Are the banks finally facing up to the mortgage mess?
Home help: More than 100,000 Irish homeowners currently can't afford to meet their mortgage repayments
The big banks claim that they are getting serious about engaging with customers in mortgage arrears - but the signs so far aren't good, CONOR POPE,Consumer Affairs Correspondent
When it comes to restructuring debt, the Government can move pretty fast if it wants to. A couple of weeks ago, on Prom Night, the Dáil stayed up well past it’s bedtime to rubberstamp a bill aimed at liquidating the bank formerly known as Anglo.
The late night paid off and within 24 hours a deal (kind of) had seen it restructure a €30 billion promissory note into a long-term bond which, we were told, would save us a billion euro a year over the next 20 years.
While the sums owed by more than 100,000 Irish homeowners who can’t afford to meet their mortgage repayments is much smaller, the pain that debt is causing to individuals and families is, arguably, greater, but the pace at which the Government, the regulators and the banks have been moving at since the crisis began has been glacial.
According to the Central Bank, there were 135,628 residential mortgages in arrears at the end of last September, with 86,146 of them behind for more than 90 days. Today, that figure is almost certainly higher. There is much talk of the personal debt crisis – and at the highest levels – but for many people, respite seems a long way off.
It is more than a year since Minister for Justice Alan Shatter published details of new personal insolvency legislation which he described as the “most radical reform of insolvency law since the foundation of the State”. Almost 14 months ago, he promised to expedite its passage into law. It is not yet up and running.
When it does finally get going, it will help people deal with debts they will never be able to repay. The bankruptcy term will fall from 12 years to three, and an out-of-court debt-settlement system – where mortgage debt of up to €3 million can be written down to affordable levels – will be set up.
The regulators are also on the case. Kind of.
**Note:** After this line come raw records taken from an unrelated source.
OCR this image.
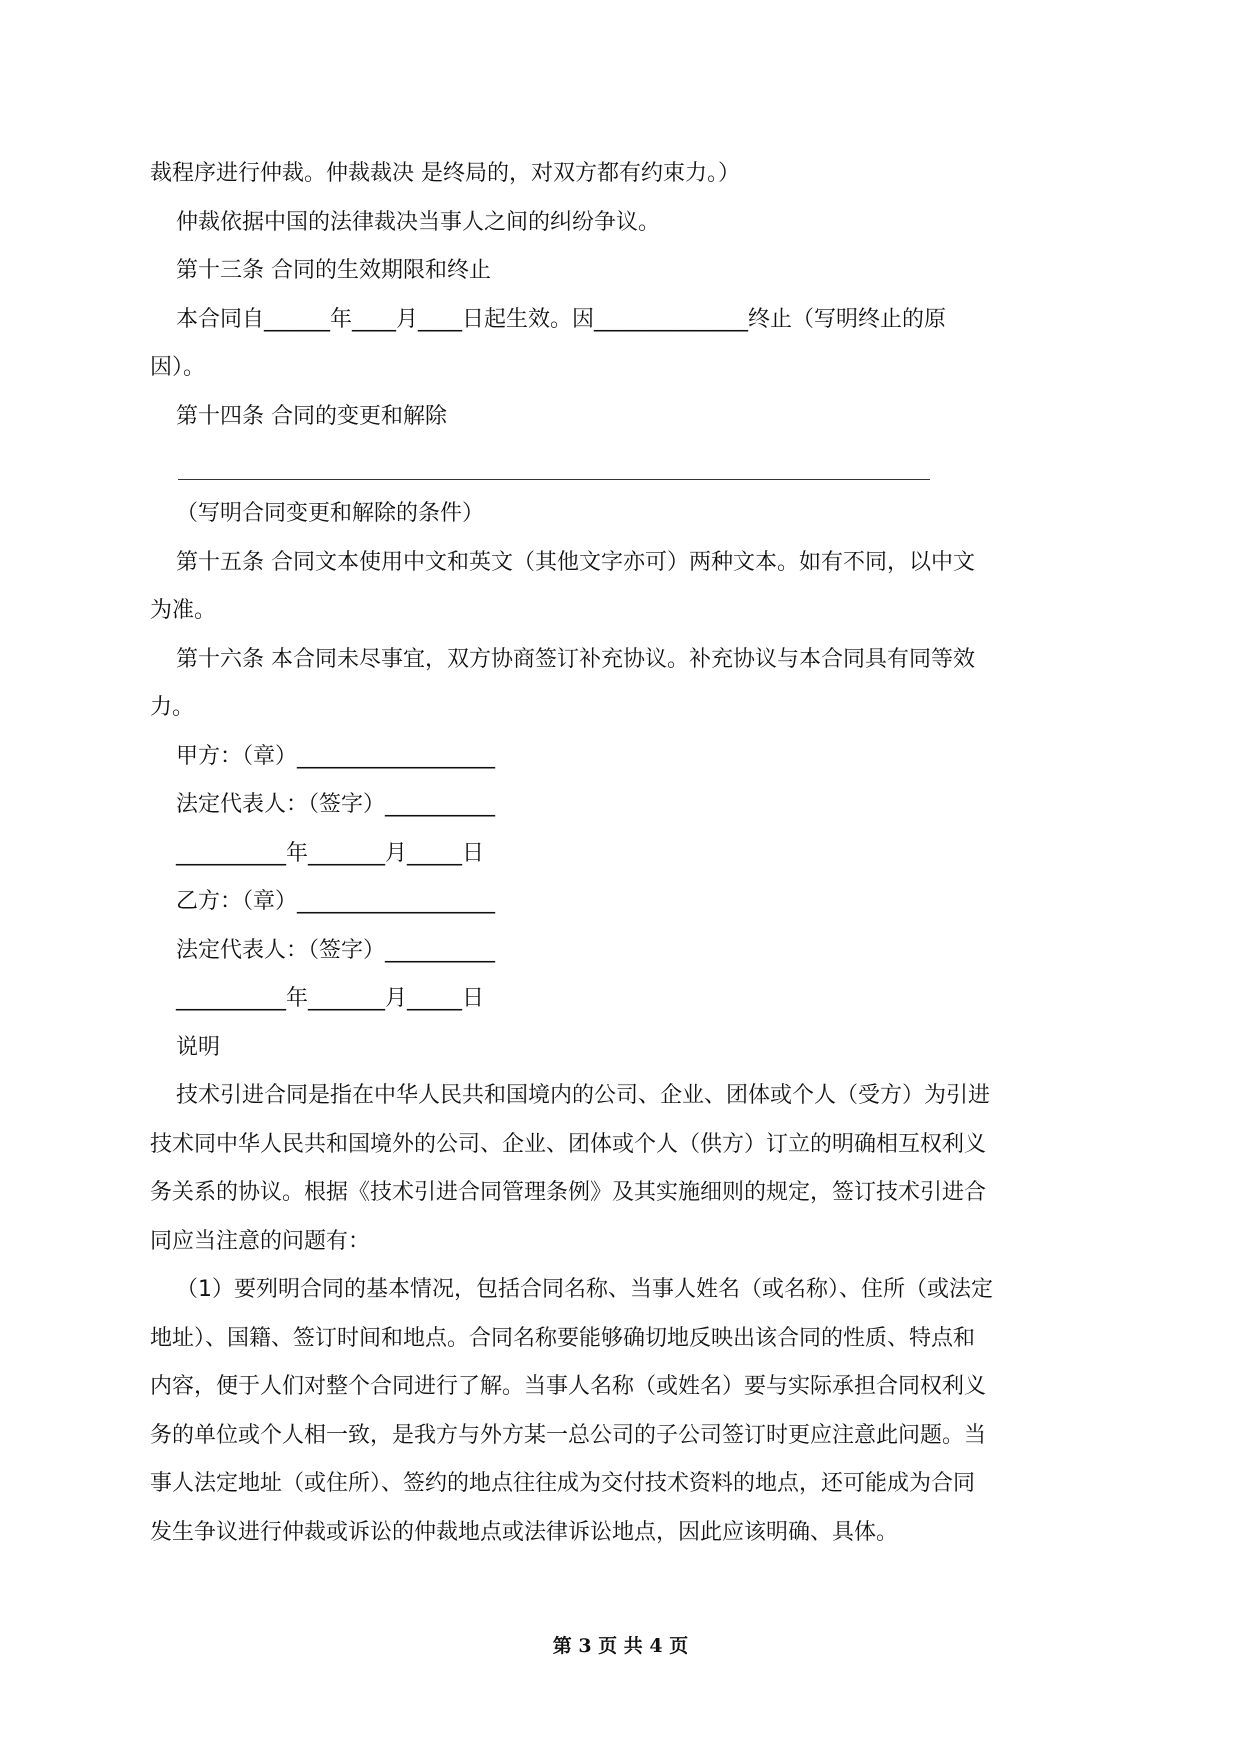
裁程序进行仲裁。仲裁裁决 是终局的，对双方都有约束力。）
仲裁依据中国的法律裁决当事人之间的纠纷争议。
第十三条 合同的生效期限和终止
本合同自______年____月____日起生效。因______________终止（写明终止的原
因）。
第十四条 合同的变更和解除
（写明合同变更和解除的条件）
第十五条 合同文本使用中文和英文（其他文字亦可）两种文本。如有不同，以中文
为准。
第十六条 本合同未尽事宜，双方协商签订补充协议。补充协议与本合同具有同等效
力。
甲方：（章）__________________
法定代表人：（签字）__________
__________年_______月_____日
乙方：（章）__________________
法定代表人：（签字）__________
__________年_______月_____日
说明
技术引进合同是指在中华人民共和国境内的公司、企业、团体或个人（受方）为引进
技术同中华人民共和国境外的公司、企业、团体或个人（供方）订立的明确相互权利义
务关系的协议。根据《技术引进合同管理条例》及其实施细则的规定，签订技术引进合
同应当注意的问题有：
（1）要列明合同的基本情况，包括合同名称、当事人姓名（或名称）、住所（或法定
地址）、国籍、签订时间和地点。合同名称要能够确切地反映出该合同的性质、特点和
内容，便于人们对整个合同进行了解。当事人名称（或姓名）要与实际承担合同权利义
务的单位或个人相一致，是我方与外方某一总公司的子公司签订时更应注意此问题。当
事人法定地址（或住所）、签约的地点往往成为交付技术资料的地点，还可能成为合同
发生争议进行仲裁或诉讼的仲裁地点或法律诉讼地点，因此应该明确、具体。
第 3 页 共 4 页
Earlier this month, Central Bank governor Patrick Honohan said it was “ramping up” its engagement with banks, as they were “behind the curve” in dealing with mortgage arrears. “Banks will have to act more proactively and liberally in respect of those who cannot realistically pay, if they are to avoid the costs and inefficiencies of having to respond to PIA [personal insolvency arrangement] proposals or bankruptcy cases,” Honohan told a conference of bankers.
Stern words, but ones he has uttered to little effect in the past. Speaking to a handful of students who gathered in Limerick on cold, dreary night last March, Honohan said it was “surely now past time for the banks to be dealing more proactively with the situation of over-indebted buy-to-let borrowers no longer able to service the debts they assumed in order to take investment positions – now loss-making – in property”.
‘ Authentic leadership’
Last October Honohan’s colleague Fiona Muldoon had a go at rousing the banks. Speaking at a dinner attended by the great and good of the Irish banking industry, she told her audience that they had paid “lip service” to the notion they were dealing with troubled mortgages. She said banks needed “authentic leadership not humility; some courage to act”. She went on to say that she was not looking for “an overnight avalanche of available resolution options offered to thousands and thousands of borrowers”, just a “proper beginning”.